¾ cup roasted buckwheat
½ cup Puy Lentils
¼ cup apple juice infused dried cranberries
½ red onion, finely diced
1 diced small Lebanese cucumber
½ cup pine nuts, lightly roasted
½ cup Australian pumpkin seeds
80g crumbled feta
1/3 cup chopped parsley
1 bunch shredded coriander
1 lemon, juiced
3 tablespoons olive oil
1 cup Greek yoghurt
1 tbsp honey
1 pomegranate deseeded

Rinse both roasted buckwheat and Puy Lentils (separately) in a fine mesh sieve before cooking. Place the roasted buckwheat in a pan with 1 ½ cups water. Once boiling reduce the heat and simmer for 10 minutes or until tender, then drain. Add 2 cups water and lentils to pan, bring to boil then simmer for 20-30 minutes until cooked, then drain.

Lightly dry roast pine nuts and pumpkin seeds in non-stick pan until golden. Once buckwheat and lentils have cooled combine in a bowl with coriander, parsley, red onion, cranberries, cucumber, toasted pine nuts and pumpkin seeds, feta lemon juice and olive oil. Mix well.
Mix yoghurt, cumin and honey.  Spoon mixture onto top of grain salad together with pomegranate seeds.



2 cups raw buckwheat groats; 1 tbsp chia seeds; 1 tbs hemp seeds; 300ml almond milk; ¼ cup maple syrup; 1tsp cinnamon; 1/4 tsp nutmeg; 1 tsp vanilla extract.

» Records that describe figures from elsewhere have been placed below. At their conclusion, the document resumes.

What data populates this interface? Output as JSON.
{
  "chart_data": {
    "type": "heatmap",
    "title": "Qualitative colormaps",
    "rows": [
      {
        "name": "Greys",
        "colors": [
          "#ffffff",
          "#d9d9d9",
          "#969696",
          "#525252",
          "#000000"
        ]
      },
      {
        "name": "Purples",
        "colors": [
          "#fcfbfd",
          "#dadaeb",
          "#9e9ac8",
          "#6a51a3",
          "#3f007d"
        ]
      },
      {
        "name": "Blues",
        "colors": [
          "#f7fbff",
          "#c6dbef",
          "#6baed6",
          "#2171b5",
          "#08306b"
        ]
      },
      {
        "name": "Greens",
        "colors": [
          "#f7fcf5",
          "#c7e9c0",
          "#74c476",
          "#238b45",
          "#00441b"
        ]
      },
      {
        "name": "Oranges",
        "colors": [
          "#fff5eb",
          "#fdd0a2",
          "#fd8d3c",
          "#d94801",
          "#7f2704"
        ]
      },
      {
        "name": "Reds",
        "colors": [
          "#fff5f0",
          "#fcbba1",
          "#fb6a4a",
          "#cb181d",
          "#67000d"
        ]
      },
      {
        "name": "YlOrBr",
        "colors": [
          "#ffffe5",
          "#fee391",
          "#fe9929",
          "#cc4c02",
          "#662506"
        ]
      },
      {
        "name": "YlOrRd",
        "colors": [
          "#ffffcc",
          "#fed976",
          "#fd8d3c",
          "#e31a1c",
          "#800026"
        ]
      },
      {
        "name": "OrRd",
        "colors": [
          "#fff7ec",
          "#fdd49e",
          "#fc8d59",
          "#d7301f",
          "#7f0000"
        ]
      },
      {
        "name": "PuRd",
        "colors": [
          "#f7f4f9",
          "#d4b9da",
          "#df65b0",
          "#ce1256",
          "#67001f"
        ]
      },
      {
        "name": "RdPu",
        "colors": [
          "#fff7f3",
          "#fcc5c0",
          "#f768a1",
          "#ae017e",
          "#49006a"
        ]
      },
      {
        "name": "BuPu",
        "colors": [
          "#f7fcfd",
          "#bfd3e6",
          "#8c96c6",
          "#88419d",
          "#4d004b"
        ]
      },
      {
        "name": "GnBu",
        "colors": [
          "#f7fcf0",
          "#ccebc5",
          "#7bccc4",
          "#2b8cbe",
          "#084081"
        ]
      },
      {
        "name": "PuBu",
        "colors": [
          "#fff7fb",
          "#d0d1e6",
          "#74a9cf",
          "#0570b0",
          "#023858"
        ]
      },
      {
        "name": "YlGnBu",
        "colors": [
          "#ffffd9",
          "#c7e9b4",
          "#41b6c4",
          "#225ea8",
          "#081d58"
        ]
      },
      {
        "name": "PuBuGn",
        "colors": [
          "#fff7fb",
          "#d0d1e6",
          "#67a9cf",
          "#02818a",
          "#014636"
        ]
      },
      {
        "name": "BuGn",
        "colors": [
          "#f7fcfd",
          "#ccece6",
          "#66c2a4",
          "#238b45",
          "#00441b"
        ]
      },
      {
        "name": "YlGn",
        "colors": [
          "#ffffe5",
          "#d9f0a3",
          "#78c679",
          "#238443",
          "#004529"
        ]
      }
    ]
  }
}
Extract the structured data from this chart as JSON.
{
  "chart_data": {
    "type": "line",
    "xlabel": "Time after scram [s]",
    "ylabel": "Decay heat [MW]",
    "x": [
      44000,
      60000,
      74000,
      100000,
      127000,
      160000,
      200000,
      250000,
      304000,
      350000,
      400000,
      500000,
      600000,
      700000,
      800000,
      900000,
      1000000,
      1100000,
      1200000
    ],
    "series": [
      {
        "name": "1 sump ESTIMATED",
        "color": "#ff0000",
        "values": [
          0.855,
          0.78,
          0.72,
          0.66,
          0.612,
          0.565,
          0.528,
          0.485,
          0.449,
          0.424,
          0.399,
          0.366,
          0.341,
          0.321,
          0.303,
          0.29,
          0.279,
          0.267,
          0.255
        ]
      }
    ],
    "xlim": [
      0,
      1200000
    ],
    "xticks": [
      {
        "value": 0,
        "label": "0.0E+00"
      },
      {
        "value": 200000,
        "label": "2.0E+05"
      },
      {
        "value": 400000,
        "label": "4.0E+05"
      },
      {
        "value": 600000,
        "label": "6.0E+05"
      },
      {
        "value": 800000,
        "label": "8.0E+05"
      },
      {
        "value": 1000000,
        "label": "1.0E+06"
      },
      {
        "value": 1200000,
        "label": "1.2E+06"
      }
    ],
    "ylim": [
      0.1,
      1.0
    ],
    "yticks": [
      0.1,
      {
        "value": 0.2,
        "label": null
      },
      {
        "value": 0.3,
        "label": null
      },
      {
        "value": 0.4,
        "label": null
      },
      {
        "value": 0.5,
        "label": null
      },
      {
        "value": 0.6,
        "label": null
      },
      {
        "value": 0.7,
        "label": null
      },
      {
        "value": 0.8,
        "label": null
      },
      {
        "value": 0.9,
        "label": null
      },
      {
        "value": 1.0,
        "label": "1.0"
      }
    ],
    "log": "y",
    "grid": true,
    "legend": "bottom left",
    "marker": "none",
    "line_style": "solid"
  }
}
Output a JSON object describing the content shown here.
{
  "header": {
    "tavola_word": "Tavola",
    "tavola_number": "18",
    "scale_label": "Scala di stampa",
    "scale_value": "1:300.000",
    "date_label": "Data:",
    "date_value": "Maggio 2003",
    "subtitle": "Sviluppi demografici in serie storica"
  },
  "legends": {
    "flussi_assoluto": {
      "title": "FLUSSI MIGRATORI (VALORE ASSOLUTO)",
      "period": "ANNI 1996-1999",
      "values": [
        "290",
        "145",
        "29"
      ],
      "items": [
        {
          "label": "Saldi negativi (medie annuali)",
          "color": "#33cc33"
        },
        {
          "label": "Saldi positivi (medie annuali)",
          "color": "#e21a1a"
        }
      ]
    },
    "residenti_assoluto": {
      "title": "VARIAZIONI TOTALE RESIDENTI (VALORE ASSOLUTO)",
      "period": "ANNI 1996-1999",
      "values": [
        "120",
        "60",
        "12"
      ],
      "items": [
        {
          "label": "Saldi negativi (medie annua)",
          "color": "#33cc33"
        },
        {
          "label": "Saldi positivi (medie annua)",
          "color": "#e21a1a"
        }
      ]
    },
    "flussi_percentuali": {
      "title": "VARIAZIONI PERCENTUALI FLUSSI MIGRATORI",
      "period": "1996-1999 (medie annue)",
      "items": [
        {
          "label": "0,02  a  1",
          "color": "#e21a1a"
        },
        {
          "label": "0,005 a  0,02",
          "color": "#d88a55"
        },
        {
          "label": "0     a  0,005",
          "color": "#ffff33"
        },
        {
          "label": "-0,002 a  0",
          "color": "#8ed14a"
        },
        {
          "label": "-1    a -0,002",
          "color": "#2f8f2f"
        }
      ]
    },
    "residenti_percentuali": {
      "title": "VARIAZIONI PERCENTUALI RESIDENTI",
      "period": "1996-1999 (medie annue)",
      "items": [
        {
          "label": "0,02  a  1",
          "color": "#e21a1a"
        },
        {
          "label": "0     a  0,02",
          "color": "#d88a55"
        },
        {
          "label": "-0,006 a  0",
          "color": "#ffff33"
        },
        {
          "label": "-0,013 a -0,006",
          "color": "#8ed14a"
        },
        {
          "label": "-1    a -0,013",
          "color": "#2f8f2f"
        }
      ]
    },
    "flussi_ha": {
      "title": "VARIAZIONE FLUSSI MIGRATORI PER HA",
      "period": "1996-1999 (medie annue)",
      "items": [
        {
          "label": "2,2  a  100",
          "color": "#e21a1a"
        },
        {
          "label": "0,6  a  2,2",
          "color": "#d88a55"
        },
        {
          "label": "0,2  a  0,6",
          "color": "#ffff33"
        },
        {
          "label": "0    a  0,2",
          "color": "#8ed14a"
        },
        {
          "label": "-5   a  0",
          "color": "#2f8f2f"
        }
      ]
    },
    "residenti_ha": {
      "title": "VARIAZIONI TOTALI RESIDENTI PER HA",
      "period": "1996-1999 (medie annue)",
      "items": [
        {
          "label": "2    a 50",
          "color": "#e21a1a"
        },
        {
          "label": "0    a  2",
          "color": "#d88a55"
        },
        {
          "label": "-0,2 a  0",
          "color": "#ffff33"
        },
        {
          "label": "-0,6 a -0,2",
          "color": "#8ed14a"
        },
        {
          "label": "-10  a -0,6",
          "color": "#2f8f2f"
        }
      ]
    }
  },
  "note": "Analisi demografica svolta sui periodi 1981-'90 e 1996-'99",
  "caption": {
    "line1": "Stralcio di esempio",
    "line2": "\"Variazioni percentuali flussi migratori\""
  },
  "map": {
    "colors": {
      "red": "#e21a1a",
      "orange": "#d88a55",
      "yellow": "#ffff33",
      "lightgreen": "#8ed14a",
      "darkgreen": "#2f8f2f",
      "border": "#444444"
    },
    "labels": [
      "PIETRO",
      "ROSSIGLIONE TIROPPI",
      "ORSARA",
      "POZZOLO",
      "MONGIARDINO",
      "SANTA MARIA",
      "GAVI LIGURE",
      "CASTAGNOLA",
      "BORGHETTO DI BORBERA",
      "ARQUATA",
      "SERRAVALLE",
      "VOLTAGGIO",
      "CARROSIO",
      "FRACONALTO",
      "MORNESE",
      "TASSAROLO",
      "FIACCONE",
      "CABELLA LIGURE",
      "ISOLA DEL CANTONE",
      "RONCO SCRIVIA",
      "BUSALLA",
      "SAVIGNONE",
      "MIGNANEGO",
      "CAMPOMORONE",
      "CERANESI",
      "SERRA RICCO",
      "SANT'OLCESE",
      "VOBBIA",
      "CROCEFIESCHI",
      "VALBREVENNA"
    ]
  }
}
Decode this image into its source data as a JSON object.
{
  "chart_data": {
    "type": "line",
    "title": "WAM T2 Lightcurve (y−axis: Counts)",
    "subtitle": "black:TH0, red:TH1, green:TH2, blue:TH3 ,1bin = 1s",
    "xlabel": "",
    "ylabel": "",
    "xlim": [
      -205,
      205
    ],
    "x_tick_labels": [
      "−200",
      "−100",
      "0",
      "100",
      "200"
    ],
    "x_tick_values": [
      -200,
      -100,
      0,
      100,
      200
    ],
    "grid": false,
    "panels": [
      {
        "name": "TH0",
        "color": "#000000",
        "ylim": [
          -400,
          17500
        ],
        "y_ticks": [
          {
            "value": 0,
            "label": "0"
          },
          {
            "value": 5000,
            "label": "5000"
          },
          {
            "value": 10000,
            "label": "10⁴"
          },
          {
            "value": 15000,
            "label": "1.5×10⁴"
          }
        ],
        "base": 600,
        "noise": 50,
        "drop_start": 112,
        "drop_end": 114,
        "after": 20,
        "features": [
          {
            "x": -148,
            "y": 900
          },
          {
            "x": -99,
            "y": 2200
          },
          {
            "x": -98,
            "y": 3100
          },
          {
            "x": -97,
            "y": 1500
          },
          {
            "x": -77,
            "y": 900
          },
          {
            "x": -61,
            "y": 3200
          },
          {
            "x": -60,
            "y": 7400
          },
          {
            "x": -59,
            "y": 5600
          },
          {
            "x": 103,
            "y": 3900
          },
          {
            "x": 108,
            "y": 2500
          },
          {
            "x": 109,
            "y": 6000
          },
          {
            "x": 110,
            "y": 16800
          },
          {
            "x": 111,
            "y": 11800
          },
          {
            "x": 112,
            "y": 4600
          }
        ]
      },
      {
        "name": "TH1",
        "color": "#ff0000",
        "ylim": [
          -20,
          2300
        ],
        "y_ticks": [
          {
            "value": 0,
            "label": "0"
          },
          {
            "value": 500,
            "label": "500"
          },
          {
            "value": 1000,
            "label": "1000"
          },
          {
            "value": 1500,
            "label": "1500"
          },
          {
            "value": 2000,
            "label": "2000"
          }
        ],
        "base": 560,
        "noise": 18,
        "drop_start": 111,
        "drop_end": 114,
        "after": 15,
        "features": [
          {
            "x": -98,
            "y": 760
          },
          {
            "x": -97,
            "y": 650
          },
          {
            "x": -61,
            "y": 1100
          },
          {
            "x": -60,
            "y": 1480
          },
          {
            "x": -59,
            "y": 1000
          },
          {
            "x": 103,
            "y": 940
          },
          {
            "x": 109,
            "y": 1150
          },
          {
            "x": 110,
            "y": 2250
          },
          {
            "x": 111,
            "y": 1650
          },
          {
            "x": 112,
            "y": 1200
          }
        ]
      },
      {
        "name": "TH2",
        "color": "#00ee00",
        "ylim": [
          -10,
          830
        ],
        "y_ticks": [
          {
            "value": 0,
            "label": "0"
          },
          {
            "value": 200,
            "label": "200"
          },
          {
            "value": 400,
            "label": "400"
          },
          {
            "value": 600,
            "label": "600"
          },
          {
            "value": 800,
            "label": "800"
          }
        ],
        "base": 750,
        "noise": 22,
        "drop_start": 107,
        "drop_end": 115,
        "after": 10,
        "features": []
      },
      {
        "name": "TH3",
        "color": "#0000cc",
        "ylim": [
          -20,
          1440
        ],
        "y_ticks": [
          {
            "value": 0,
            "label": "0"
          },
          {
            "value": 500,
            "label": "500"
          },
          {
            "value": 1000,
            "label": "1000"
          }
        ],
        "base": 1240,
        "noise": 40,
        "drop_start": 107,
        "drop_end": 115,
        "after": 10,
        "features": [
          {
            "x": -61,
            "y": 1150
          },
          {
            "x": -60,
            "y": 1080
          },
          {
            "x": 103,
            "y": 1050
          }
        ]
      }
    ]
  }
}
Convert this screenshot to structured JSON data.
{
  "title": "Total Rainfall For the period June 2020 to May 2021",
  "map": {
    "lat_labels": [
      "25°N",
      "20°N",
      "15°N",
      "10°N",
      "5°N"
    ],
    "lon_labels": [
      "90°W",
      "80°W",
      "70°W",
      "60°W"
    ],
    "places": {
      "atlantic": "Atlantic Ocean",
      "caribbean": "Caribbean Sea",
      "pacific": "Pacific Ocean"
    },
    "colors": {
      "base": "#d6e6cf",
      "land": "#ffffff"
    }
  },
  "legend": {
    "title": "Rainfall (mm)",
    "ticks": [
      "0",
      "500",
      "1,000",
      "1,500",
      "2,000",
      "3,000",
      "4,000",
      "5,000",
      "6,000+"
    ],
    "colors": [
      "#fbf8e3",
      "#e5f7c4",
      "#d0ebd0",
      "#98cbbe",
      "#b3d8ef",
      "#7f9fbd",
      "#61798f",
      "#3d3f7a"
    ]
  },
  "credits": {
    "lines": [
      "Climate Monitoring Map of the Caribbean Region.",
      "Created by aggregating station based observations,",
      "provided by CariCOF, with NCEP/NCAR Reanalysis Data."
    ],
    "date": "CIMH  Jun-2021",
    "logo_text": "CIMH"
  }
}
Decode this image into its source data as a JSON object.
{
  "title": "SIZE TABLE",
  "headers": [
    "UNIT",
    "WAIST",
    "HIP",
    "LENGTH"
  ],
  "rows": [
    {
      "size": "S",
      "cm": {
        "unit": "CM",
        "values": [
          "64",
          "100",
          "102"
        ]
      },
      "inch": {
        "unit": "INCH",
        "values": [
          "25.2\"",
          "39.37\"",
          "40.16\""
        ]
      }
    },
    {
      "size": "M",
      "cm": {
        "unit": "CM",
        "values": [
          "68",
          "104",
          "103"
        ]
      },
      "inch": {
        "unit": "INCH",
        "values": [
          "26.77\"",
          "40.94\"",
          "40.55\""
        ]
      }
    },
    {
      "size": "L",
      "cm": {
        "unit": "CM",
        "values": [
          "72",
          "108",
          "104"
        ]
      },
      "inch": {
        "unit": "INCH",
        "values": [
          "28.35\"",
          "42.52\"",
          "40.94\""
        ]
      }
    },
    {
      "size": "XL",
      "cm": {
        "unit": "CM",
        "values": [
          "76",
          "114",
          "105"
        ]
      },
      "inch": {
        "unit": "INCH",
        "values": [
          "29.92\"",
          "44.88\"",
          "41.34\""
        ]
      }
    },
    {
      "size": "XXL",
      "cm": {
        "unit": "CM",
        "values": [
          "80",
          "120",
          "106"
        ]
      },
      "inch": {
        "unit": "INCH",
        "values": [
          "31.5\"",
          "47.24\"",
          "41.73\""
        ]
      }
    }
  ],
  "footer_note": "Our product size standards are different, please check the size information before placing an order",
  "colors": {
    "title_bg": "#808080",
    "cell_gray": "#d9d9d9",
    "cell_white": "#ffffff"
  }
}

Soak 2 cups buckwheat groats in 4 cups of water, preferably soaking overnight or for at least 1 hour. Rinse off in strainer, rinsing numerous times. Blend buckwheat groats together with remaining ingredients in a food processor or blender, until combined.

Scoop into bowl and add toppings of your choice – chopped fresh or dried fruit, flaked coconut, sunflower kernels, pepitas, cacao nibs or chopped nuts.  Add coconut yoghurt for added flavour.



With the evenings becoming a little cooler, I can feel the call of some tasty, wholesome soups. Below is a tomato soup with a difference which I’m sure you will love.  I love the chilli added to give it some spice, however if you don’t like chilli, this recipe is just as tasty without it.  Serve this with Sourdough Honor Bread and you will no doubt have a filling, scrumptious meal.
2 tbsp olive oil
1 clove garlic crushed
1 chopped onion
2 tsp sambal oeleck (optional)
4 x 400g cans organic crushed tomatoes
1 tsp dried basil
500mL vegetable stock
200g raw buckwheat groats.

Saute onion, garlic with sambal oeleck and basil.  Then stir in tomatoes, vegetable stock, buckwheat. Bring to the boil then simmer until buckwheat is cooked (approx. 25 minutes).